Unsupervised Learning: Dimension Reduction


By Prof. Seungchul Lee
http://iai.postech.ac.kr/
Industrial AI Lab at POSTECH

Table of Contents

1. Principal Component Analysis (PCA)


Motivation: Can we describe high-dimensional data in a "simpler" way?

$\quad \rightarrow$ Dimension reduction without losing too much information
$\quad \rightarrow$ Find a low-dimensional, yet useful representation of the data

  • Why dimensionality reduction?
    • insights into the low-dimensinal structures in the data (visualization)
    • Fewer dimensions ⇒ Less chances of overfitting ⇒ Better generalization
    • Speeding up learning algorithms
      • Most algorithms scale badly with increasing data dimensionality
    • Less storage requirements (data compression)
    • Note: Dimensionality Reduction is different from Feature Selection
      • .. although the goals are kind of the same
    • Dimensionality reduction is more like “Feature Extraction
      • Constructing a small set of new features from the original features
  • How?
    idea: highly correlated data contains redundant features




  • Each example $x$ has 2 features $\{x_1,x_2\}$

  • Consider ignoring the feature $x_2$ for each example

  • Each 2-dimensional example $x$ now becomes 1-dimensional $x = \{x_1\}$

  • Are we losing much information by throwing away $x_2$ ?

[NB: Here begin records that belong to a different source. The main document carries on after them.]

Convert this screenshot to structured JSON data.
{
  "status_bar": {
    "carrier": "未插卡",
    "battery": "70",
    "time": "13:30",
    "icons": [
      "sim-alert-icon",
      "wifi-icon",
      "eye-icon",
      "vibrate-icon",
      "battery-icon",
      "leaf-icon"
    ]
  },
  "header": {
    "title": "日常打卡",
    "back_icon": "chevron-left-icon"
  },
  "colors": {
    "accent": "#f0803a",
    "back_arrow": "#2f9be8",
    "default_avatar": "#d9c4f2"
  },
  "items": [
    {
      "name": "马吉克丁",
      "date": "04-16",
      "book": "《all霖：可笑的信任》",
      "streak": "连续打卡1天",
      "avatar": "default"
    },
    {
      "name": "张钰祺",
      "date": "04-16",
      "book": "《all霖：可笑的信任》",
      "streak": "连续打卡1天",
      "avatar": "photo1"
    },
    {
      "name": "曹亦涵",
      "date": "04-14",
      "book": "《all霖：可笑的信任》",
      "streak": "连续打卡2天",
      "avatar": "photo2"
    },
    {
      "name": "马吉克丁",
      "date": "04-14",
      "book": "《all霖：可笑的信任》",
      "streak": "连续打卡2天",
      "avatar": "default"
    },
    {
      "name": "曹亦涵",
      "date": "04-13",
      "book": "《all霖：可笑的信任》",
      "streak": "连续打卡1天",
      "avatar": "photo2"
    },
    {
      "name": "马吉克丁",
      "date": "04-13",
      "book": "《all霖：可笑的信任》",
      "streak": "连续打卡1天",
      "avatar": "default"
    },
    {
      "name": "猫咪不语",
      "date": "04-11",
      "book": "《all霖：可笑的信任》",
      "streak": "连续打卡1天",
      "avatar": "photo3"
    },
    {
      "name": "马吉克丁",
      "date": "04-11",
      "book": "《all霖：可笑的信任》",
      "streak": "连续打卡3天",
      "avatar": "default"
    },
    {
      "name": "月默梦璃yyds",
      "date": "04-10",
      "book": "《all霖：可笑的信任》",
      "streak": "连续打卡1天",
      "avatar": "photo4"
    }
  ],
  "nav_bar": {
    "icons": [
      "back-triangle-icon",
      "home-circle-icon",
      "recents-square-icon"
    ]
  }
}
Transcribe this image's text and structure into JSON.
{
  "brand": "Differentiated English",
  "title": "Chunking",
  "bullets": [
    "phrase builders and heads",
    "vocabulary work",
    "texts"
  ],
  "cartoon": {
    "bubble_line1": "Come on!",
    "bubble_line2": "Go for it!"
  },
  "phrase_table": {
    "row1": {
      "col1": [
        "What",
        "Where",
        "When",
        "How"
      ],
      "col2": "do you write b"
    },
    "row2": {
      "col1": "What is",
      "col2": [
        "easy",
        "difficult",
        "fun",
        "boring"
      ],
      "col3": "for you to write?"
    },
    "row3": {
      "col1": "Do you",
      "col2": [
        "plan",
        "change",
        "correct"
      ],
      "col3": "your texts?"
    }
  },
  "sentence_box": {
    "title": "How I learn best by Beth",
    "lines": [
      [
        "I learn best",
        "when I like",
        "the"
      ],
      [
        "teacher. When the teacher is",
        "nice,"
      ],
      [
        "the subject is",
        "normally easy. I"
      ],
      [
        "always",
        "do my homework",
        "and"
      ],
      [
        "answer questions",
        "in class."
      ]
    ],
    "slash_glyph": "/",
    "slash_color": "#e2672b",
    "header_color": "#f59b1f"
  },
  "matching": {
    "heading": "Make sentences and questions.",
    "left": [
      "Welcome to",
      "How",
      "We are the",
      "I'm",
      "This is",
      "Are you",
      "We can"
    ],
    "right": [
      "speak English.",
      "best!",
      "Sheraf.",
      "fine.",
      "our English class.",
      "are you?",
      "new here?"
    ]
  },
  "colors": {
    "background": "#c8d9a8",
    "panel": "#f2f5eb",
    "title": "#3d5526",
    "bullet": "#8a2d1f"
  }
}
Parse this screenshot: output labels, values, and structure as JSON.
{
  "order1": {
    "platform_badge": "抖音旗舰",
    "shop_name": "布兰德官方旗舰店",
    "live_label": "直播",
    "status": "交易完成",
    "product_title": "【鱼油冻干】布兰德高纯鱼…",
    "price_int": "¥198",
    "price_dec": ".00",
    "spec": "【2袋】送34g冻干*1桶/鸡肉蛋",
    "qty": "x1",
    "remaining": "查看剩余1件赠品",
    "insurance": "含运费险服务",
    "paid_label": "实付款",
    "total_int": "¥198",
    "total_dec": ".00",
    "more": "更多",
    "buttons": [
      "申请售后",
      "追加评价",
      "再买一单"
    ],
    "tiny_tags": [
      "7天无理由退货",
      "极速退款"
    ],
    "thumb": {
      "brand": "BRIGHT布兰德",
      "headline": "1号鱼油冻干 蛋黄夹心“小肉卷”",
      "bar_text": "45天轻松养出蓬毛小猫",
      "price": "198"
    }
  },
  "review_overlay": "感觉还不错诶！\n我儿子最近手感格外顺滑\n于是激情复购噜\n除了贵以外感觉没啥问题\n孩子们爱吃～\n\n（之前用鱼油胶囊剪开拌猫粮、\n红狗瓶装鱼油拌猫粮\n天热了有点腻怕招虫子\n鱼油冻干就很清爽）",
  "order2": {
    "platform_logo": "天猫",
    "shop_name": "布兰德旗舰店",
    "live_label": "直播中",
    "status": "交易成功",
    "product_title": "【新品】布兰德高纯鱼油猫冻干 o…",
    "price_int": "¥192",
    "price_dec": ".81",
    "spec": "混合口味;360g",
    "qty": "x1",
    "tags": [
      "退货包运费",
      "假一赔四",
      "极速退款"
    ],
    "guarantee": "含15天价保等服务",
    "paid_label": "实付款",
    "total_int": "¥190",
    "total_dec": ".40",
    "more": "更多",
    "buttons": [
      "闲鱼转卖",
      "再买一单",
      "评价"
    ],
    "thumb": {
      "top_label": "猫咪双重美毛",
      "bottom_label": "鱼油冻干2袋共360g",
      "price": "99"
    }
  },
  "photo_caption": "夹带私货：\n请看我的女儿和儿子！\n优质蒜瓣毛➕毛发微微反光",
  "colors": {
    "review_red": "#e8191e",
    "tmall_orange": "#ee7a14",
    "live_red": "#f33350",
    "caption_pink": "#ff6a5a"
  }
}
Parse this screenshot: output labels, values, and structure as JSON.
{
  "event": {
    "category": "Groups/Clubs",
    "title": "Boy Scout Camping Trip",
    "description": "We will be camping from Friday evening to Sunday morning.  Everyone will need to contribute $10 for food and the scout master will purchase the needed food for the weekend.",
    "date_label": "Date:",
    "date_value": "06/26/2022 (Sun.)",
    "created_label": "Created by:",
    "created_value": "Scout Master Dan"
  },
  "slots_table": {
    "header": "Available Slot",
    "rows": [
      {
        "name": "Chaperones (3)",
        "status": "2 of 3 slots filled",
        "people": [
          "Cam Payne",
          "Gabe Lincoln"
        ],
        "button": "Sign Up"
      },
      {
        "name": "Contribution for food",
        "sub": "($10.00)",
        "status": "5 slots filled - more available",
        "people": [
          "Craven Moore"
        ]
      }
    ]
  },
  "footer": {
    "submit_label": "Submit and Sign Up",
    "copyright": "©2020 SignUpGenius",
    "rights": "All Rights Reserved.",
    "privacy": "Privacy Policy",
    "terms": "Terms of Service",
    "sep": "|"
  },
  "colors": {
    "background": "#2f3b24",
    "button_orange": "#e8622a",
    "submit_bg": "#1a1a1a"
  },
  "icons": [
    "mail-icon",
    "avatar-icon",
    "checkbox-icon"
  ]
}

  • Each example $x$ has 2 features $\{x_1,x_2\}$

  • Consider ignoring the feature $x_2$ for each example

  • Each 2-dimensional example $x$ now becomes 1-dimensional $x = \{x_1\}$

  • Are we losing much information by throwing away $x_2$ ?

  • Yes, the data has substantial variance along both features (i.e. both axes)



  • Now consider a change of axes

  • Each example $x$ has 2 features $\{u_1,u_2\}$

  • Consider ignoring the feature $u_2$ for each example

  • Each 2-dimensional example $x$ now becomes 1-dimensional $x = \{u_1\}$

  • Are we losing much information by throwing away $u_2$ ?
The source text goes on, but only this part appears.